UPTD PUSKESMAS PASRUJAMBE

03 Juni 2024   75 kali  
ANISA (Ayo Nikah Sehat dan Aman): Inovasi Puskesmas Pasrujambe untuk Turunkan Kematian Ibu dan Bayi
ANISA (Ayo Nikah Sehat dan Aman): Inovasi Puskesmas Pasrujambe untuk Turunkan Kematian Ibu dan Bayi
Status kesehatan ibu dan anak di wilayah kerja UPT Puskesmas Pasrujambe yang rendah berkontribusi terhadap adanya 1 kematian ibu dan 4 kematian bayi pada tahun 2019. Hal ini dikarenakan banyaknya kasus komplikasi kebidanan yang disebabkan beberapa faktor risiko.
Berdasarkan Profil Kesehatan UPT Puskesmas Pasrujambe (2019) diketahui terdapat 50 ibu hamil berusia kurang dari 20 tahun, ibu hamil kurang energi kronik (KEK) sebanyak 32 orang, pun juga anemia sebanyak 16 orang. Lebih lanjut, terdapat 45 ibu melahirkan berusia kurang dari 20 tahun, 15 kasus komplikasi kebidanan, 7 bayi lahir premature, 3 kasus IUFD (Intrauterine Fetal Deat), dan 22 bayi terlahir dengan berat badan rendah (BBLR).
Hal ini selaras dengan tingginya jumlah kasus pernikahan dini yang membuat Kecamatan Pasrujambe menduduki peringkat kedua di Kabupaten Lumajang. Terbukti sebanyak 35% calon pengantin yang terdaftar di KUA berusia kurang dari 20 tahun. Dari jumlah tersebut, hanya 5,73% calon pengantin yang periksa ke puskesmas. Padahal dari data yang ada, sebanyak 31% di antaranya mengalami permasalahan gizi. Tidak hanya itu, pada tahun 2019 Kecamatan Pasrujambe menjadi lokus stunting dengan jumlah kasus sebanyak 8,5%.
Berdasarkan permasalahan tersebut, lintas program dan lintas sektor UPT Puskesmas Pasrujambe secara aktif berkoordinasi untuk mendapatkan solusi terbaik. Salah satunya dengan Inovasi ANISA (Ayo Nikah Sehat dan Aman).
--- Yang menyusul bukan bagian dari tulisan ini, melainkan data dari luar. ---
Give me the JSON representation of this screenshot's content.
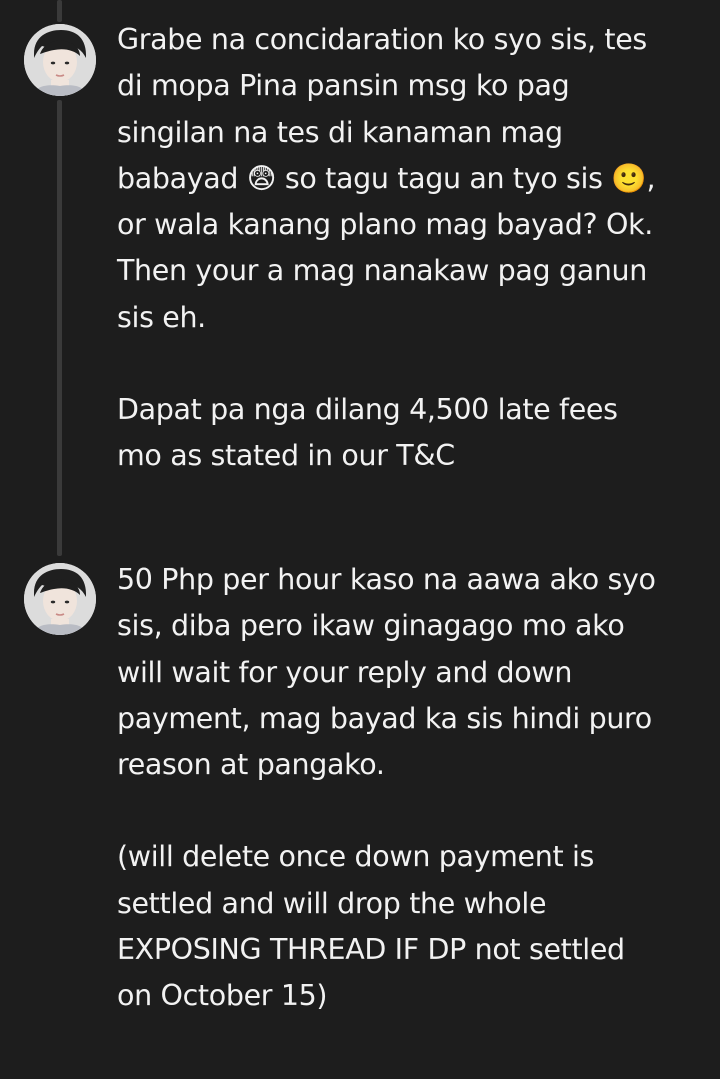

Inovasi ini mewajibkan calon pengantin untuk memiliki Kartu ANISA sebagai syarat mendaftarkan pernikahan di KUA setempat. Kartu ANISA tersebut bisa didapatkan setelah calon pengantin mendapatkan pelayanan kesehatan reproduksi pranikah yang komprehensif. Tidak hanya itu, calon pengantin juga wajib mengikuti kelas edukasi berupa konseling gizi yang bertujuan untuk meningkatkan pengetahuan calon pengantin tentang status gizi prakonsepsi dan kesiapan menghadapi kehamilan. Pada calon pengantin yang memiliki faktor risiko komplikasi kebidanan akan dilakukan pengawalan secara intensif oleh bidan setempat sampai dengan masa kehamilan dan nifas.
Dengan adanya inovasi ini diharapkan bisa memberikan dampak positif terhadap penurunan kasus kematian ibu dan bayi serta kasus stunting di wilayah kerja UPT Puskesmas Pasrujambe.